Media buyers surveyed by the Interactive Advertising Bureau at the end of this year’s first quarter plan to increase U.S. spending for digital video, including CTV/OTT, to 20% of their total media budgets this year — up from an average of 13% in IAB’s last survey, conducted in November 2020.
However, it's not a case of more money coming out of linear TV, which is now expected to command an 18% share of total media spend, on average — up from 15% in November. (Chart above.)
Instead, all other traditional media are set to take a hit, with their share pegged at just 10% -- down from 14% in November.
Search is also being somewhat de-prioritized, with its share downgraded from 16% to 13%, as are podcasts, digital audio and digital out-of-home, which in combination are set for a 9% share, versus 12% as of November.
Also, in a separate question, most buyers confirmed that their 2021 linear TV investments will match or exceed 2020’s, although 37% each expect to allocate less to linear upfronts and the scatter market.
As far as buying methods go, more than half (54%) of CTV buyers say they'll be allocating more of that channel’s investment to programmatic buying than in 2020, while most indicate their allocations for the NewFronts, traditional TV upfronts and the scatter market will be about the same.
Most who buy digital video also said that reserve-based buying will probably (52%) or definitely (27%) become more “scatter-like” as programmatic continues to grow.
Two-thirds (64%) of those who buy digital video use self-serve bidding platforms for buying, either through a partner (51%) or an in-house platform (13%).

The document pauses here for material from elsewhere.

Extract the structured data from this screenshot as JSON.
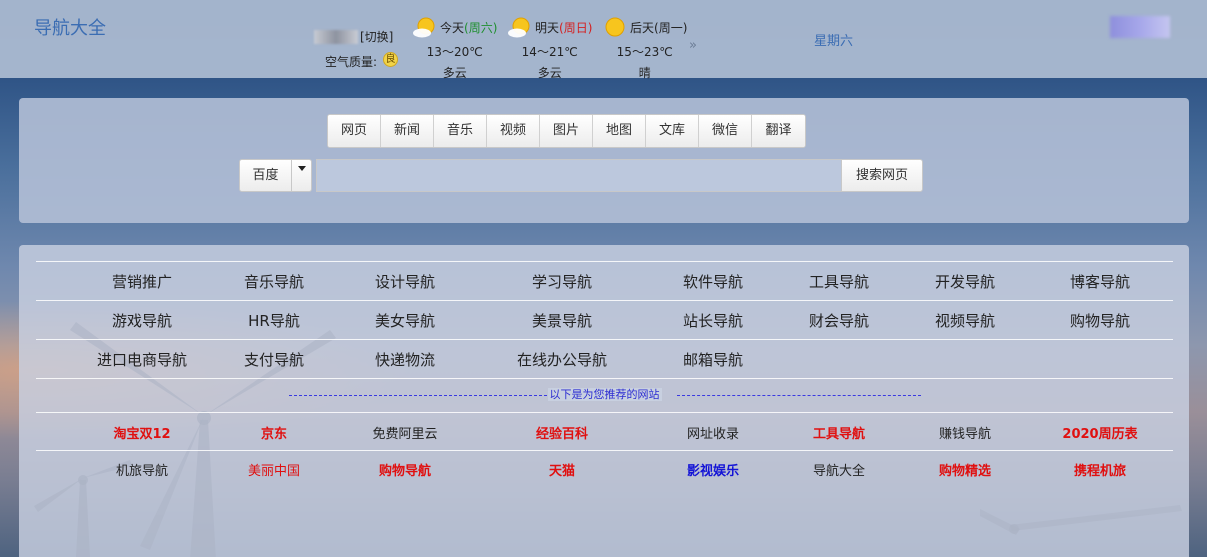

Asked why they invest in digital video, nearly three quarters (72%) cited its wide audience, followed by 60% citing its reach to young consumers.
Looking at other types of investments, ATV followers take note: 56% plan to invest in addressable TV, and that’s up 18% versus November.
Investment in first-party data acquisition and partnerships has seen the largest increase in prioritization since November — up 26%, with 64% now citing this as a priority. Not terribly surprising, given Google’s phasing out of cookies Apple’s looming location tracking opt-in, and privacy regulations, of course.
Still, social platform ad placements, measurement KPIs and search platform ad placements get somewhat higher prioritization than first-party data — and all of those saw double-digit increases in the percentages citing them, versus November’s survey.
IAB’s latest survey also shows media buyers expressing significantly more confidence in their advertising budgets now than in November, and being considerably less apt to review their media budgets on a weekly basis.
For the latest research, IAB surveyed 275 brand and agency executives with “purview” over 2021 U.S. advertising spend. Sample size varied by question.
The answers indicate to me that the sample does not include many ---if any--- people who are actually involved in the national "linear TV" upfront. Those who make such buys for the largest 400-500 branding advertisers, whose spending accounts for roughly 70% of national TV ad dollars, do not make the kinds of decisions that are listed---like how much to spend on digital video as opposed to "linear TV" to say nothing of "search", radio, social media, etc. So are these "media buyers" actually media planners or client marketing folks or direct marketers or brand managers or sales promotion guys or what?Accordingly I can draw no conclusions from such findings. Perhaps, if there were breakdowns by kind of activity and spending level, then one might get a clue about what this means ----per buying category----but that's about all.
How do those proportions stack up against the SMI data - 72% Digital, 28% Traditional?
Does anyone have the numbers?
John, if you are asking about the respective share of ad revenues and this would be for a common activity----like branding campaigns---not search, DR, sales promotion, etc. the typical national TV advertiser allocates about 60% to TV and only 20% to digital and some of the latter is not really branding but more akin to sales promotion. If you mean search---which is the dominant form of digital advertisin---, then digital has a virtual monopoly on ad spending.